Bizi içeriden milli, manevi değerlerimizden uzaklaştırmak için proje hazırlayanlar aynı zamanda da, dışarıda da gerek Türk dünyası, gerek islam dünyası, halkları ile uzaklaştırmak aramıza fitne sokmak için binbir yalan, iftira, senaryolar üretiyorlar.
Türk halkını içeriden çökertirken, dışarıdan da yine ortak değerleri, tarihleri olan milletlerle aralarını soğutacak, birbirlerinden uzaklaşmalarına vesile olacak algı çalışmaları yapıyorlar. Bunda da (özellikle dini hassasiyetleri düşük olanlar üzerinde) başarılı oluyorlar.

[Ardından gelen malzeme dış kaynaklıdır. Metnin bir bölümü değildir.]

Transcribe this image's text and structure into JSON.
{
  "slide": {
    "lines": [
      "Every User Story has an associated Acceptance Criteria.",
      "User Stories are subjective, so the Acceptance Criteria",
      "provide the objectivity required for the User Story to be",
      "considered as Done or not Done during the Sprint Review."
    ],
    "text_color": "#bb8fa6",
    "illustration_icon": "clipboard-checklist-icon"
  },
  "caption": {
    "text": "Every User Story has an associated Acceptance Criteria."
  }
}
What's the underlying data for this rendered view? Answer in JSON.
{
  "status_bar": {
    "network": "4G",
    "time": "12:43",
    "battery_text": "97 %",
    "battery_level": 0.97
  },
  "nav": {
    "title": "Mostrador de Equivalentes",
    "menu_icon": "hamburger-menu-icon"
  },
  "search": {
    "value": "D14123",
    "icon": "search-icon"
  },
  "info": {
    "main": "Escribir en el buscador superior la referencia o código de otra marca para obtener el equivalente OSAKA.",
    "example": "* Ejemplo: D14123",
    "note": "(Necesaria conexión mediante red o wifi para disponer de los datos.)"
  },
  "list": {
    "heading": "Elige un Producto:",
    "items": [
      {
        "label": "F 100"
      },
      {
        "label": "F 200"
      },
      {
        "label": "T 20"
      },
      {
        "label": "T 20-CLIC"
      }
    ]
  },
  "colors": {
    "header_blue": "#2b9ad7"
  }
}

Şimdi bizlere düşen de bu planları yapanların oyunlarını bozmak. Bunun için de özellikle dini, milli hassasiyetleri yüksek kültürlü tarihçiler, yazarlar, çizerler, akademisyenler, basın, medya mensupları, gazeteciler, siyasetçiler, stk temsilcileri olarak bu şer cephesinin mensuplarına ve onların fitnelerine karşı yeni dünya düzeninin sistemiyle savunma yapmak, karşı durmak ve hatta karşı atağa geçmek gerekiyor.
Yoksa kayıp ve kaldırılmış nesil huzur-u mahşerde bizlerden davacı olacaktır.
Mesele çok ciddi ve çok ihmalkâr olmadan acil davranmak gerekiyor.
Herkes kendi üzerine düşeni yaparsa inanıyorum ki, tarihi şeref ve başarılarla dolu bu millet tekrardan Türk ve İslam dünyasının lideri olacaktır ve hatta bu izzetli bayrağı düştüğü her bölgede eskisinden daha yükseğe çıkaracaktır.
3 kıtada batan Türk sancağı şimdi tüm cihanda yeniden dalgalanacaktır.
Dünya her zamankinden daha fazla Türk milletine, Türk birliğine, Türk devletine muhtaçtır.
Huzurlu günler dilerim.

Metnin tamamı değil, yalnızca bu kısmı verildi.